Sometimes funny, sometimes frustrating, always accompanied by a sigh and an eyeroll, these events are teaching us that nothing is absolute. And, because ten is so last phase ago, I give you eleven.
Top 11 Parenting Ironies
- Irony of Appetite: At every meal time, the same fight over getting the short person at the table to eat three bites takes at least a half an hour. The second you are in public or at an event without a scrap of food in your purse, however, there will be a low blood sugar meltdown complete with a whiny chorus of “But I’m HUUUUUUNNNNGRYYYYYY!!”
- Irony of Elocution: The short people finally learn to communicate and speak clearly around age three. Then they begin to use fake baby talk, which isn’t nearly as cute as the original.
- Irony of Early Risers: Despite a tall person’s tendency to sleep later if they were up later, the same is not true of the short people. For them, the later the bedtime, the earlier the wake up.
- Irony of Infant Sleep: In direct opposition to #3, infants are a different breed. Going against all common sense, for these tiny creatures, the “Sleep begets sleep” rumor is actually true. If they skip a nap, they won’t sleep well later. But the longer they nap during the day actually helps them sleep more at night. Very similar to the “Poop begets more poop” irony each time the tiny ones have a clean diaper.
- Irony of Earshot: The short people have phone radar. The quieter you need them to be, the louder they will get.
- Irony of Inclination: In other words, never believe that you have them figured out. The instant you learn all of their habits and preferences, they will change and hate everything they formerly loved and vice versa.
- Irony of Accoutrements: You lug around a diaper bag, change of clothes or any kind of gear that goes unneeded for weeks or months. The one time you run out without back-up is the time the child will have an accident or blow-out of apocalyptic proportions.

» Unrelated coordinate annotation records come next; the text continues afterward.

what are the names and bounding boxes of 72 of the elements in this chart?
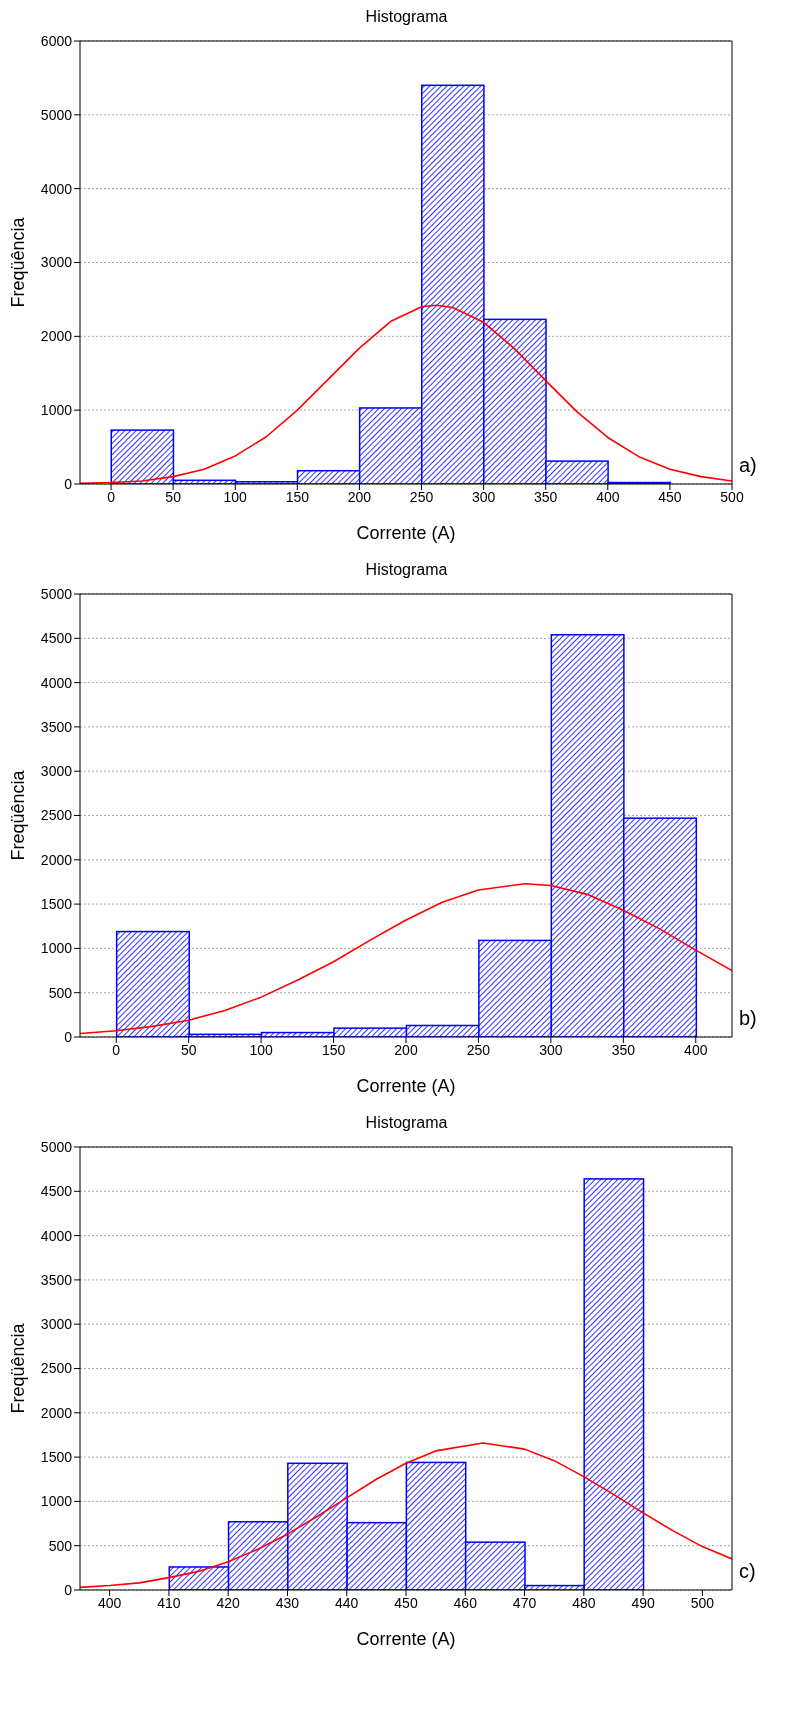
y-tick-label: 3000	[40, 1316, 73, 1333]
x-tick-label: 300	[471, 488, 496, 505]
y-tick-label: 2000	[40, 851, 73, 868]
x-tick-label: 440	[335, 1594, 359, 1611]
y-tick-label: 1500	[40, 1449, 73, 1466]
y-tick-label: 3000	[40, 763, 73, 780]
y-tick-label: 2000	[40, 328, 73, 345]
x-tick-label: 450	[394, 1594, 418, 1611]
y-tick-label: 4000	[40, 1227, 73, 1244]
x-tick-label: 400	[596, 488, 620, 505]
y-tick-label: 2000	[40, 1404, 73, 1421]
chart-title: Histograma	[364, 561, 449, 580]
x-tick-label: 400	[97, 1594, 122, 1611]
text: b)	[739, 1007, 757, 1030]
y-tick-label: 5000	[40, 1138, 73, 1155]
x-tick-label: 200	[347, 488, 372, 505]
x-tick-label: 410	[157, 1594, 181, 1611]
x-tick-label: 350	[611, 1041, 636, 1058]
y-tick-label: 1000	[40, 402, 73, 419]
x-tick-label: 480	[572, 1594, 596, 1611]
x-tick-label: 0	[112, 1041, 121, 1058]
y-tick-label: 0	[64, 1581, 73, 1598]
x-tick-label: 430	[275, 1594, 300, 1611]
y-tick-label: 1000	[40, 1493, 73, 1510]
y-tick-label: 4000	[40, 180, 73, 197]
x-tick-label: 350	[534, 488, 558, 505]
y-axis-title: Freqüência	[8, 1322, 29, 1414]
y-tick-label: 3500	[40, 718, 73, 735]
chart-title: Histograma	[364, 8, 449, 27]
y-tick-label: 1500	[40, 896, 73, 913]
chart-title: Histograma	[364, 1114, 449, 1133]
x-tick-label: 420	[216, 1594, 241, 1611]
y-tick-label: 5000	[40, 585, 73, 602]
y-tick-label: 4500	[40, 630, 73, 647]
x-tick-label: 50	[180, 1041, 197, 1058]
x-axis-title: Corrente (A)	[356, 523, 456, 543]
x-tick-label: 470	[512, 1594, 537, 1611]
y-tick-label: 0	[64, 475, 73, 492]
x-tick-label: 500	[690, 1594, 715, 1611]
text: a)	[739, 454, 757, 477]
x-tick-label: 200	[394, 1041, 418, 1058]
y-tick-label: 500	[48, 1537, 73, 1554]
x-tick-label: 50	[165, 488, 182, 505]
x-tick-label: 250	[466, 1041, 491, 1058]
x-axis-title: Corrente (A)	[356, 1629, 456, 1649]
y-tick-label: 3000	[40, 254, 73, 271]
x-tick-label: 150	[321, 1041, 346, 1058]
x-tick-label: 250	[409, 488, 434, 505]
x-tick-label: 500	[720, 488, 744, 505]
x-tick-label: 100	[223, 488, 248, 505]
y-tick-label: 0	[64, 1028, 73, 1045]
y-tick-label: 3500	[40, 1271, 73, 1288]
text: c)	[739, 1560, 756, 1583]
y-tick-label: 500	[48, 984, 73, 1001]
x-tick-label: 150	[285, 488, 310, 505]
y-tick-label: 6000	[40, 32, 73, 49]
y-tick-label: 2500	[40, 807, 73, 824]
y-tick-label: 4000	[40, 674, 73, 691]
x-tick-label: 0	[107, 488, 116, 505]
y-axis-title: Freqüência	[8, 216, 29, 308]
x-tick-label: 400	[684, 1041, 708, 1058]
y-tick-label: 4500	[40, 1183, 73, 1200]
y-tick-label: 5000	[40, 106, 73, 123]
y-tick-label: 2500	[40, 1360, 73, 1377]
y-tick-label: 1000	[40, 940, 73, 957]
x-tick-label: 450	[658, 488, 682, 505]
x-tick-label: 490	[631, 1594, 655, 1611]
y-axis-title: Freqüência	[8, 769, 29, 861]
x-tick-label: 300	[539, 1041, 563, 1058]
x-tick-label: 460	[453, 1594, 478, 1611]
x-tick-label: 100	[249, 1041, 273, 1058]
x-axis-title: Corrente (A)	[356, 1076, 456, 1096]
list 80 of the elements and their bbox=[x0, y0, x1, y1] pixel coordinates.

- Irony of Attachment: When still short, they are like leeches, sucking the life out of you, always attached to you, pulling on you, needing you. As soon as they reach the age of independence you so longed for, they will leave a void. Then the parent becomes the parasite, longing for its host.
- Irony of Adieu: The struggle over bedtime feels like the worst torture in the world. Then it sets in that your last words to the short people were angry ones before storming out. Now the short ones sleep soundly while you toss and turn over the guilt.
- Irony of Independence: You wished they would just learn to do things for themselves so you could finally get out the door faster. Then the “I do it mySELF” phase sets in and you will never be on time ever again.
- Irony of Urgency: When you do miraculously get all short people dressed and ready to walk out the door, one of them will need to go to the bathroom. This is especially likely if there are snowsuits, boots, and jackets on in winter, or wet bathing suits and beach gear precariously balanced for the walk back to the car in the summer.